Facilities like the Vancouver-based TRIUMF—Canada’s national laboratory for particle and nuclear physics and accelerator-based science—represent huge opportunities for Canada, said Bagger. "They bring together talented people to address compelling questions. And to address those questions, they have to invent technologies—they don’t just buy them off the shelf."
Of TRIUMF’s 500 annual users, 75% come from outside Canada. "Big science, I would say, is almost designed to cross boundaries. We cross boundaries of nationality. We cross boundaries of discipline," said Bagger.
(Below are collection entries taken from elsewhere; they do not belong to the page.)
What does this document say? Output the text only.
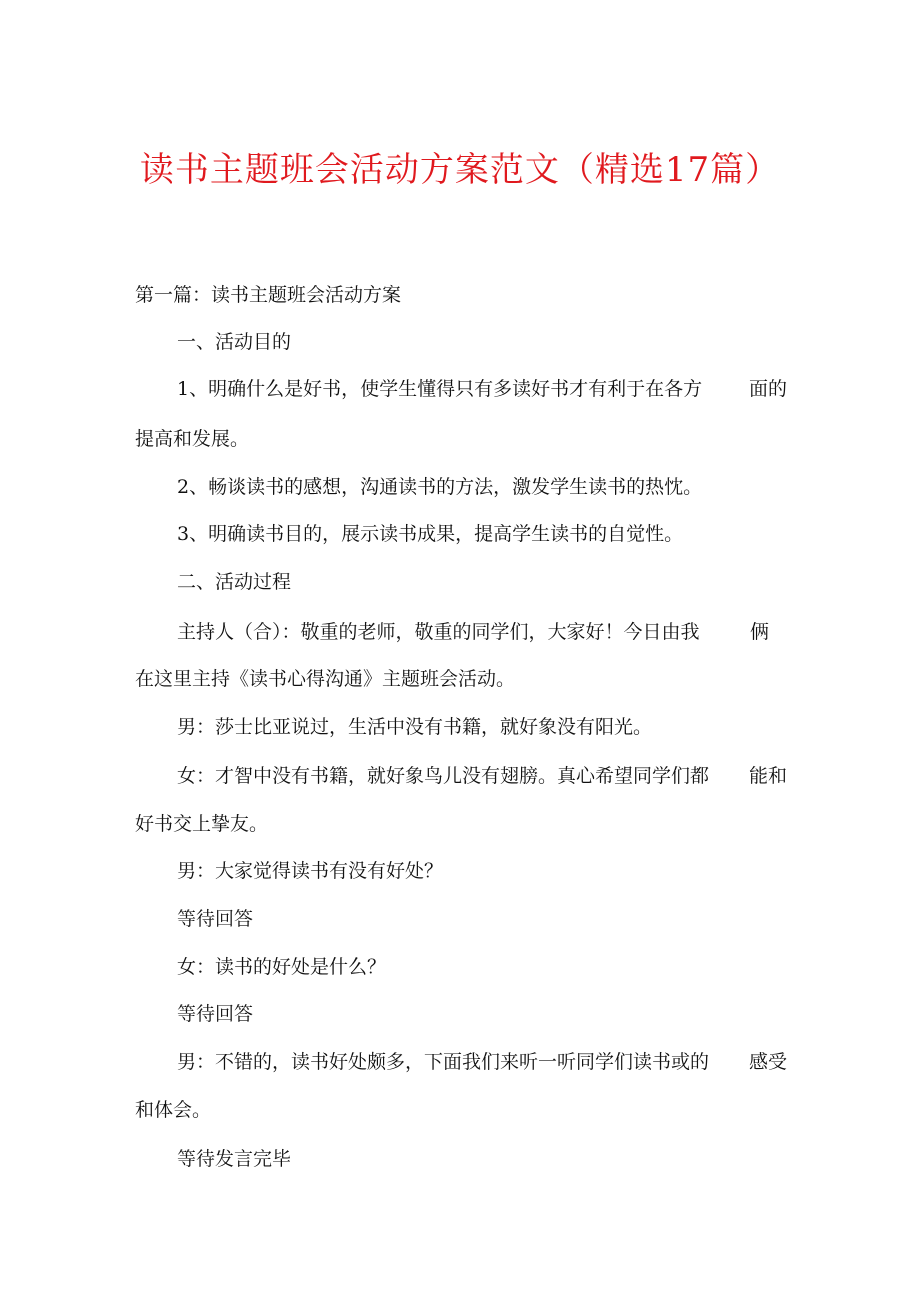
读书主题班会活动方案范文（精选17篇）
第一篇：读书主题班会活动方案
一、活动目的
1、明确什么是好书，使学生懂得只有多读好书才有利于在各方 面的
提高和发展。
2、畅谈读书的感想，沟通读书的方法，激发学生读书的热忱。
3、明确读书目的，展示读书成果，提高学生读书的自觉性。
二、活动过程
主持人（合）：敬重的老师，敬重的同学们，大家好！今日由我	俩
在这里主持《读书心得沟通》主题班会活动。
男：莎士比亚说过，生活中没有书籍，就好象没有阳光。
女：才智中没有书籍，就好象鸟儿没有翅膀。真心希望同学们都 能和
好书交上挚友。
男：大家觉得读书有没有好处？
等待回答
女：读书的好处是什么？
等待回答
男：不错的，读书好处颇多，下面我们来听一听同学们读书或的 感受
和体会。
等待发言完毕
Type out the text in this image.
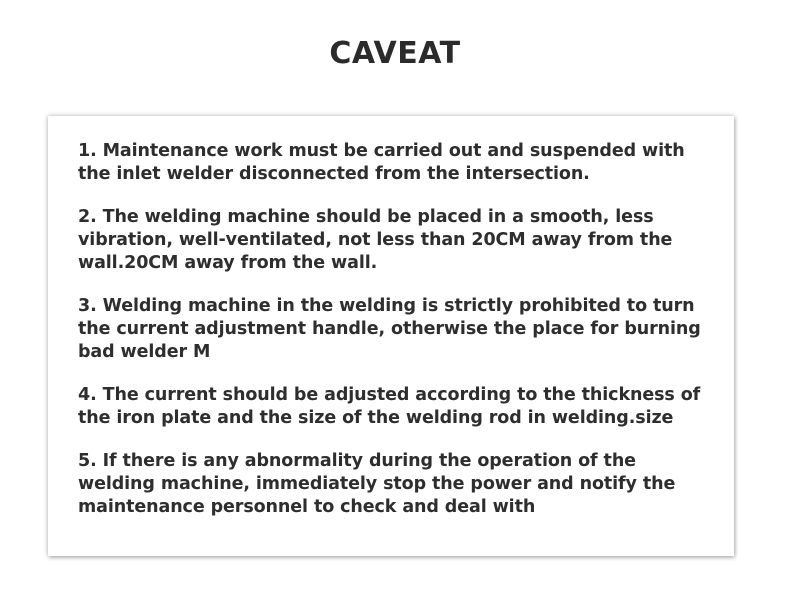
CAVEAT
1. Maintenance work must be carried out and suspended with the inlet welder disconnected from the intersection.
2. The welding machine should be placed in a smooth, less vibration, well-ventilated, not less than 20CM away from the wall.20CM away from the wall.
3. Welding machine in the welding is strictly prohibited to turn the current adjustment handle, otherwise the place for burning bad welder M
4. The current should be adjusted according to the thickness of the iron plate and the size of the welding rod in welding.size
5. If there is any abnormality during the operation of the welding machine, immediately stop the power and notify the maintenance personnel to check and deal with
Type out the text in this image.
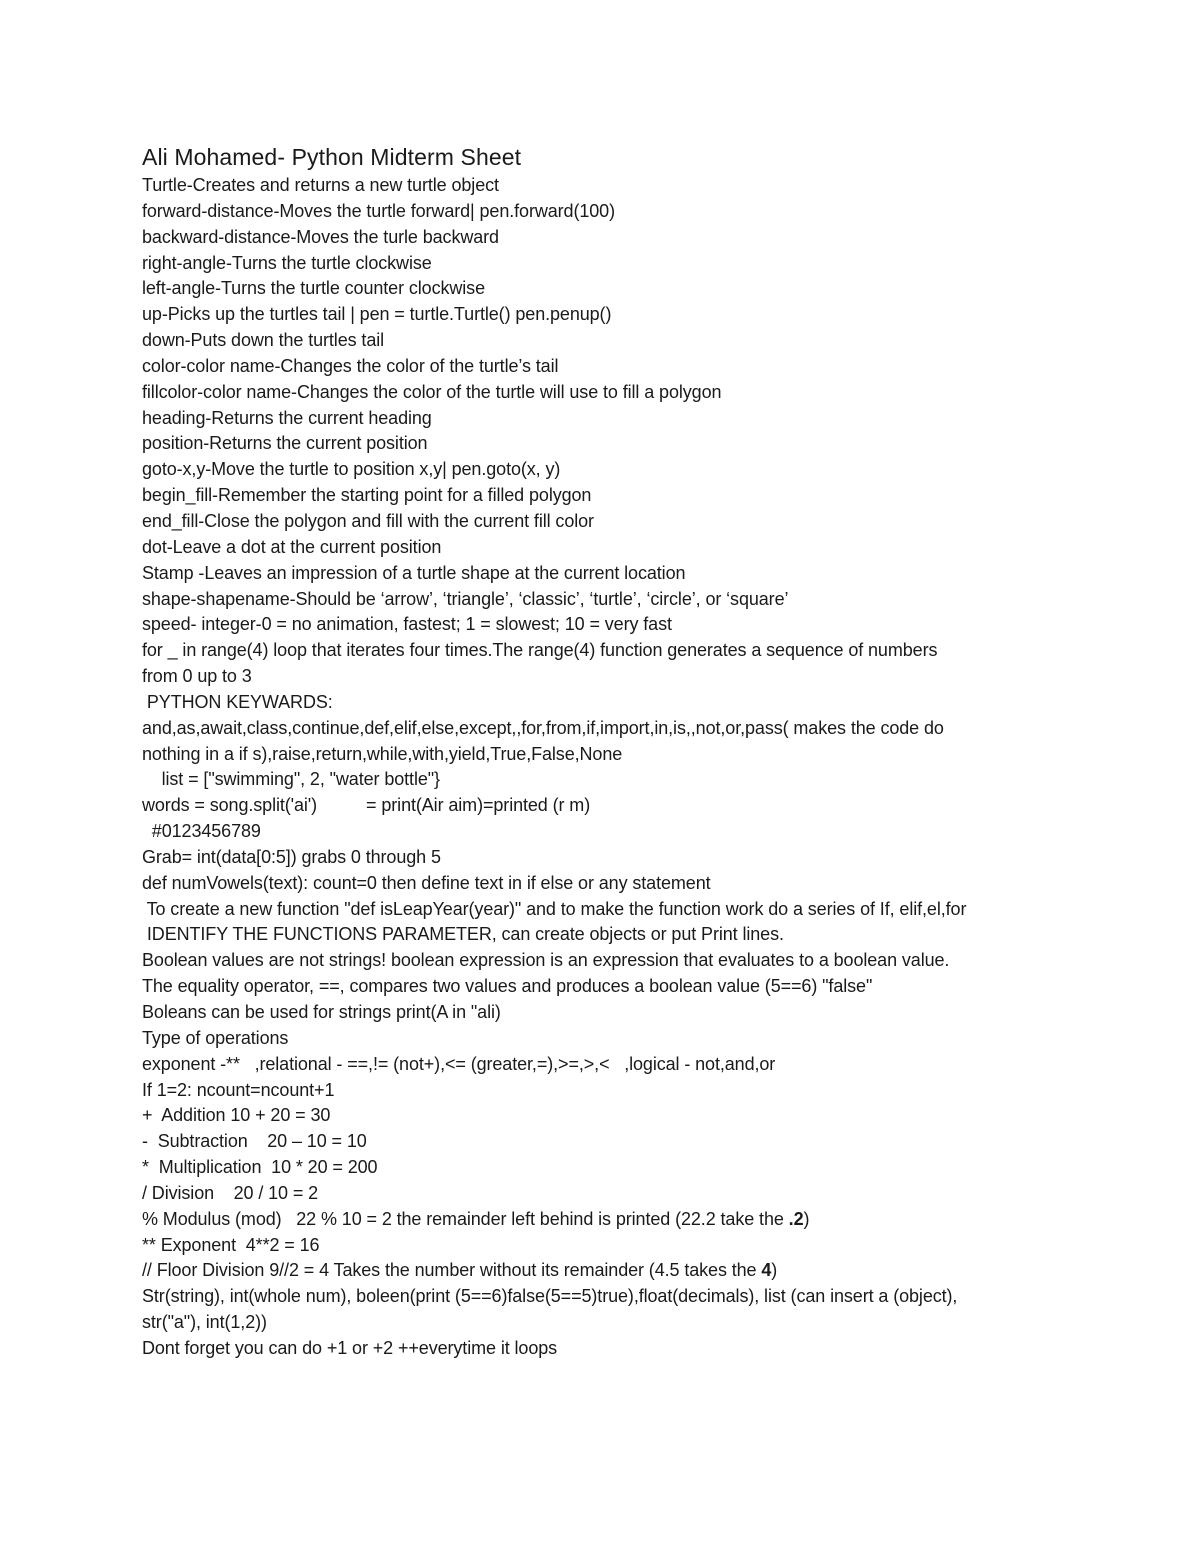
Ali Mohamed- Python Midterm Sheet
Turtle-Creates and returns a new turtle object
forward-distance-Moves the turtle forward| pen.forward(100)
backward-distance-Moves the turle backward
right-angle-Turns the turtle clockwise
left-angle-Turns the turtle counter clockwise
up-Picks up the turtles tail | pen = turtle.Turtle() pen.penup()
down-Puts down the turtles tail
color-color name-Changes the color of the turtle’s tail
fillcolor-color name-Changes the color of the turtle will use to fill a polygon
heading-Returns the current heading
position-Returns the current position
goto-x,y-Move the turtle to position x,y| pen.goto(x, y)
begin_fill-Remember the starting point for a filled polygon
end_fill-Close the polygon and fill with the current fill color
dot-Leave a dot at the current position
Stamp -Leaves an impression of a turtle shape at the current location
shape-shapename-Should be ‘arrow’, ‘triangle’, ‘classic’, ‘turtle’, ‘circle’, or ‘square’
speed- integer-0 = no animation, fastest; 1 = slowest; 10 = very fast
for _ in range(4) loop that iterates four times.The range(4) function generates a sequence of numbers
from 0 up to 3
PYTHON KEYWARDS:
and,as,await,class,continue,def,elif,else,except,,for,from,if,import,in,is,,not,or,pass( makes the code do
nothing in a if s),raise,return,while,with,yield,True,False,None
list = ["swimming", 2, "water bottle"}
words = song.split('ai')          = print(Air aim)=printed (r m)
#0123456789
Grab= int(data[0:5]) grabs 0 through 5
def numVowels(text): count=0 then define text in if else or any statement
To create a new function "def isLeapYear(year)" and to make the function work do a series of If, elif,el,for
IDENTIFY THE FUNCTIONS PARAMETER, can create objects or put Print lines.
Boolean values are not strings! boolean expression is an expression that evaluates to a boolean value.
The equality operator, ==, compares two values and produces a boolean value (5==6) "false"
Boleans can be used for strings print(A in "ali)
Type of operations
exponent -**   ,relational - ==,!= (not+),<= (greater,=),>=,>,<   ,logical - not,and,or
If 1=2: ncount=ncount+1
+  Addition 10 + 20 = 30
-  Subtraction    20 – 10 = 10
*  Multiplication  10 * 20 = 200
/ Division    20 / 10 = 2
% Modulus (mod)   22 % 10 = 2 the remainder left behind is printed (22.2 take the .2)
** Exponent  4**2 = 16
// Floor Division 9//2 = 4 Takes the number without its remainder (4.5 takes the 4)
Str(string), int(whole num), boleen(print (5==6)false(5==5)true),float(decimals), list (can insert a (object),
str("a"), int(1,2))
Dont forget you can do +1 or +2 ++everytime it loops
While these facilities require significant investments to build, Dietrich said what makes them successful is the people and the commitment to collaboration. "That collaboration occurs without boundaries and that’s what we see in all our international achievements, at SNOLAB, and ATLAS (experiment at CERN). These are multinational, multidisciplinary, multi-personal interactions."
The international organizational structures help balance the funding demands and spread both the burden and the wealth, added Dietrich.
But the developed world has to find ways to partner equally with growing science capacities in the developing world. “Different science policy cultures exist in each nation, because of the different and distinct political cultures and histories,” said Douglas.
Douglas explained how each nation and each locality have a different policy culture. “You ignore these differences at your peril. Even if we set aside the local policy cultures, there's still issues of how we tend to tie science and innovation to national economies, that we expect our investments in science in our particular nations to pay off for the economy in that particular nation.”
The panel agreed that it’s important to recognize each partner’s priorities and to ask how science can address them. As Douglas noted, “It is breaking down boundaries (and) thinking outside of the science."